Das Gift der alten Heimat
Der Karl ist mit Leib und Seele angehender Konditor. Mit Eisen könne er nichts anfangen, sagt er von sich selbst. Eisen sei ihm geradezu widerlich. Und der Willi gerät seiner Mutter nach; er macht sich sehr gut im Gymnasium.«
»Das kann doch gerade das Richtige sein, Paul.«
»Wieso?«
»Sieh zu, daß er später Betriebswirtschaft studiert und sich so das nötige Rüstzeug verschafft, um deine Firma zu übernehmen.«
»Aber dazu ist der Laden doch viel zu klein«, widersprach Paul.
An die Antwort, die ihm darauf Onkel Johann gab, erinnerte er in späteren Jahren immer wieder.
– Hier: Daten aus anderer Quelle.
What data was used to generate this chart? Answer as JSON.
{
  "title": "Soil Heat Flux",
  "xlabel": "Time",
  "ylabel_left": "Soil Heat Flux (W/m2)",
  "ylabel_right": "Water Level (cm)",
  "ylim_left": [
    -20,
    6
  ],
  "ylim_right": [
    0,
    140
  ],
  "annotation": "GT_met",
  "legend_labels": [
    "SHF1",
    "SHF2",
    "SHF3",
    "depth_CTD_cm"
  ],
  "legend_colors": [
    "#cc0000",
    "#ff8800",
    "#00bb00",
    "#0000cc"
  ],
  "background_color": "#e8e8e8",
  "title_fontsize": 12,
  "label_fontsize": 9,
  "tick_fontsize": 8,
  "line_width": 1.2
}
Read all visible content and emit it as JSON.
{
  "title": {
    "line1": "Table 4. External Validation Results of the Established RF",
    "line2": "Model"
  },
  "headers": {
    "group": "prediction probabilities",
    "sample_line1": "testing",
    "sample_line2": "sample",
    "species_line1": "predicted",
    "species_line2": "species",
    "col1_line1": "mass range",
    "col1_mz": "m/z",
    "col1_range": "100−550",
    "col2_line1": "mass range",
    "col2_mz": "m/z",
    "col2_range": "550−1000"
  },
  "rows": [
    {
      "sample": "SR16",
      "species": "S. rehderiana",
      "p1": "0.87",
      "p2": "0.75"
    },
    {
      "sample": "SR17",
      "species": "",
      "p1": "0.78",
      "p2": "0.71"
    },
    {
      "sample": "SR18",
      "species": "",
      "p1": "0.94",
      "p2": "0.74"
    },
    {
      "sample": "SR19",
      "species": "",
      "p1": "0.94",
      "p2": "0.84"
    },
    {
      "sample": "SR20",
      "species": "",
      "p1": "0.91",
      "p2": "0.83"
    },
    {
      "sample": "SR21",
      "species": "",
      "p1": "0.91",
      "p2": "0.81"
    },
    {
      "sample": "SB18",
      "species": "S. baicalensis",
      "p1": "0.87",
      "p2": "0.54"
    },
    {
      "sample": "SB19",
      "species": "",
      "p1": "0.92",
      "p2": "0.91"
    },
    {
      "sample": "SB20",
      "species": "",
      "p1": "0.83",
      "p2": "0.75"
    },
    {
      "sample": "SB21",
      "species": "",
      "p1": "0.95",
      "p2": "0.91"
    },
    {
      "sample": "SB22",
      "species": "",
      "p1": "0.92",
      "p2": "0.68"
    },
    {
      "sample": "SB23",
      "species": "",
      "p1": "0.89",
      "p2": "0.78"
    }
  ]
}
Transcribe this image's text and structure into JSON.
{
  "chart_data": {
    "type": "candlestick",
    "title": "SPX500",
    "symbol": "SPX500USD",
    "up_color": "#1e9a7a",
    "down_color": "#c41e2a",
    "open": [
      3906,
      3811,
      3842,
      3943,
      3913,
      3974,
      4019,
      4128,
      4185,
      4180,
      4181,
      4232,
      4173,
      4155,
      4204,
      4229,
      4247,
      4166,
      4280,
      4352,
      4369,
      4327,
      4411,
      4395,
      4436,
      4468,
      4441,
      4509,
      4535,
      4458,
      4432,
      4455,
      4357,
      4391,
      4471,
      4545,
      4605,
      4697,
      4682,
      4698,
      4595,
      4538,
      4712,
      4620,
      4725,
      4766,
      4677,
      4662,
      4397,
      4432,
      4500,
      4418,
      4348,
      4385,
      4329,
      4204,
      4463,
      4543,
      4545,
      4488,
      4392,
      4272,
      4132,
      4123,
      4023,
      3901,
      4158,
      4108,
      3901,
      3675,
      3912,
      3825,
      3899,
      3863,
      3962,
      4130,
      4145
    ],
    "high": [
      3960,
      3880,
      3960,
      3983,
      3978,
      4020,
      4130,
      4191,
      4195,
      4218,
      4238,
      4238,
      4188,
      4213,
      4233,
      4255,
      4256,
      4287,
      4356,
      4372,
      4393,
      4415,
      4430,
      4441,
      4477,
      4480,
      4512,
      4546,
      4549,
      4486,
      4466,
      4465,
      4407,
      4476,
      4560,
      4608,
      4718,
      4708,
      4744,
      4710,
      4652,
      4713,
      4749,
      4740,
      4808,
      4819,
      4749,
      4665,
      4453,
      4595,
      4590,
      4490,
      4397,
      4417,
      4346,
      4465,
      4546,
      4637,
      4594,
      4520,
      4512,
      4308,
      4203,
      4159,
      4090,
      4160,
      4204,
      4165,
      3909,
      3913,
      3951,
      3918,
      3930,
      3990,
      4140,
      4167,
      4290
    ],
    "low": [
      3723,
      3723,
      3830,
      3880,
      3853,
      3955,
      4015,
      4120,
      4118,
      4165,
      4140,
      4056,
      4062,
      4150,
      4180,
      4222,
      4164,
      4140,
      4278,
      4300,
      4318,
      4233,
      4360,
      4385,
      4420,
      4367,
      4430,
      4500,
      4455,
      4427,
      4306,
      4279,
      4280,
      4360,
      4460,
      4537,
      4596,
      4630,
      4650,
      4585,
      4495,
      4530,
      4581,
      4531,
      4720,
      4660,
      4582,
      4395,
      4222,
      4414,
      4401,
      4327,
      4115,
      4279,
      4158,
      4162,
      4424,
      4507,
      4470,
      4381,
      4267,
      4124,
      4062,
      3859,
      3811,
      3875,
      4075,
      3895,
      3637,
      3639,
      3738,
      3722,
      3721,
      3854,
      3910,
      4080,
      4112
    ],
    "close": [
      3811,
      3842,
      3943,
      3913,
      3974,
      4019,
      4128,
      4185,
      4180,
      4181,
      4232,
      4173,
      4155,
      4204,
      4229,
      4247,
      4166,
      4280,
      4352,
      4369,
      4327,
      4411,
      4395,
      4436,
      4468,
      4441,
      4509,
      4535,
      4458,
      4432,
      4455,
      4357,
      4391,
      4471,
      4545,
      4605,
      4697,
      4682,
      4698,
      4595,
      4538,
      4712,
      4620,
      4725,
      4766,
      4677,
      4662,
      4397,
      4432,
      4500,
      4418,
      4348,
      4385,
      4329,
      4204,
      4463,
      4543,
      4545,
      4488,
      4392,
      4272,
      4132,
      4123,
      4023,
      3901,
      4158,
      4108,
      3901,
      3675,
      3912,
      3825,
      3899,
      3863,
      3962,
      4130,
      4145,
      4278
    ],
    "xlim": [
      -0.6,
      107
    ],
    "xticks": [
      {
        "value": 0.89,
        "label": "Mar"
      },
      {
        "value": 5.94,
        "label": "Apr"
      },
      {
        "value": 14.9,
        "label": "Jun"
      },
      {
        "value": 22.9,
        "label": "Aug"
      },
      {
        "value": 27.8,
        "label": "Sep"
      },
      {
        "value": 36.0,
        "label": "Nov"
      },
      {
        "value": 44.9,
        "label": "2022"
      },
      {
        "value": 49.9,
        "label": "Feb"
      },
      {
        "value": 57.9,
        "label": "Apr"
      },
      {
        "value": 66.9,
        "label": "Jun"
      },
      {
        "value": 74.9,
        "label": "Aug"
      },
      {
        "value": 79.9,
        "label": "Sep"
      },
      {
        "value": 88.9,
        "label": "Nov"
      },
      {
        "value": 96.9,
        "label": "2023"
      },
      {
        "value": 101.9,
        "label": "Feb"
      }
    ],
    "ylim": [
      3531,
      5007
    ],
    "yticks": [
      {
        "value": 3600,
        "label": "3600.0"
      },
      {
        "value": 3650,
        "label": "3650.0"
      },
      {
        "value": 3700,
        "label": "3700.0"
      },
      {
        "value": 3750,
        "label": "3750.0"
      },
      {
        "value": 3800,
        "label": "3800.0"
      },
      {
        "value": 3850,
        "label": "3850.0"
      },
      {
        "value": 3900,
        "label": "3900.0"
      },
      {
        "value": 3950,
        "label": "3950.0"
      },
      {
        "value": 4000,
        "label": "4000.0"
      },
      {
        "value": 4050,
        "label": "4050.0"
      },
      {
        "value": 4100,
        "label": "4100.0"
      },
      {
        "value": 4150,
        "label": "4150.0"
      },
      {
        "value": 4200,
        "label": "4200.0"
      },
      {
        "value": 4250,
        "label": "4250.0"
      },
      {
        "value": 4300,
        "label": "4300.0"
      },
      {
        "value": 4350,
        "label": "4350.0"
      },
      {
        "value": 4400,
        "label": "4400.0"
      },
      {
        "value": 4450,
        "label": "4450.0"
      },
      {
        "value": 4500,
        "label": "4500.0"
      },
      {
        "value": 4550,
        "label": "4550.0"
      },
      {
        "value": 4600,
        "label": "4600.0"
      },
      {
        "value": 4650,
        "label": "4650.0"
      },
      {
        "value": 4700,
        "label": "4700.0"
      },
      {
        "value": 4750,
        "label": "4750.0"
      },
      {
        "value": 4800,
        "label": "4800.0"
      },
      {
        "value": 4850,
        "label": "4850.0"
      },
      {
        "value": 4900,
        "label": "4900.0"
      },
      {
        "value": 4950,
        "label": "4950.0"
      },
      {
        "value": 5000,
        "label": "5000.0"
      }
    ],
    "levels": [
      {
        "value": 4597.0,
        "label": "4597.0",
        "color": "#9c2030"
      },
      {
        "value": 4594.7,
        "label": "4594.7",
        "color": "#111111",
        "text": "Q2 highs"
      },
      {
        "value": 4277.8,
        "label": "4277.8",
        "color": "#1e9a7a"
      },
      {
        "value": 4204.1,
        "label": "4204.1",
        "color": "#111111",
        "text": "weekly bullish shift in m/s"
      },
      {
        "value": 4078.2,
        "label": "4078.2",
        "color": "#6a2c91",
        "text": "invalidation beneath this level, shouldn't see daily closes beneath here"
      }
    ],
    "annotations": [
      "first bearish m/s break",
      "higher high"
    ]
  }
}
»Wer sagt denn, daß der so klein bleiben muß, Paul?«
Dann gähnte Onkel Johann und erklärte, daß er sich gerne ein Stündchen aufs Ohr legen würde. Die Reise, das gute Essen Ernas, die neuen Eindrücke, alles zusammen habe ihn doch sehr ermüdet. Er sei eben auch nicht mehr der Jüngste. Paul brachte ihn daraufhin auf sein Zimmer.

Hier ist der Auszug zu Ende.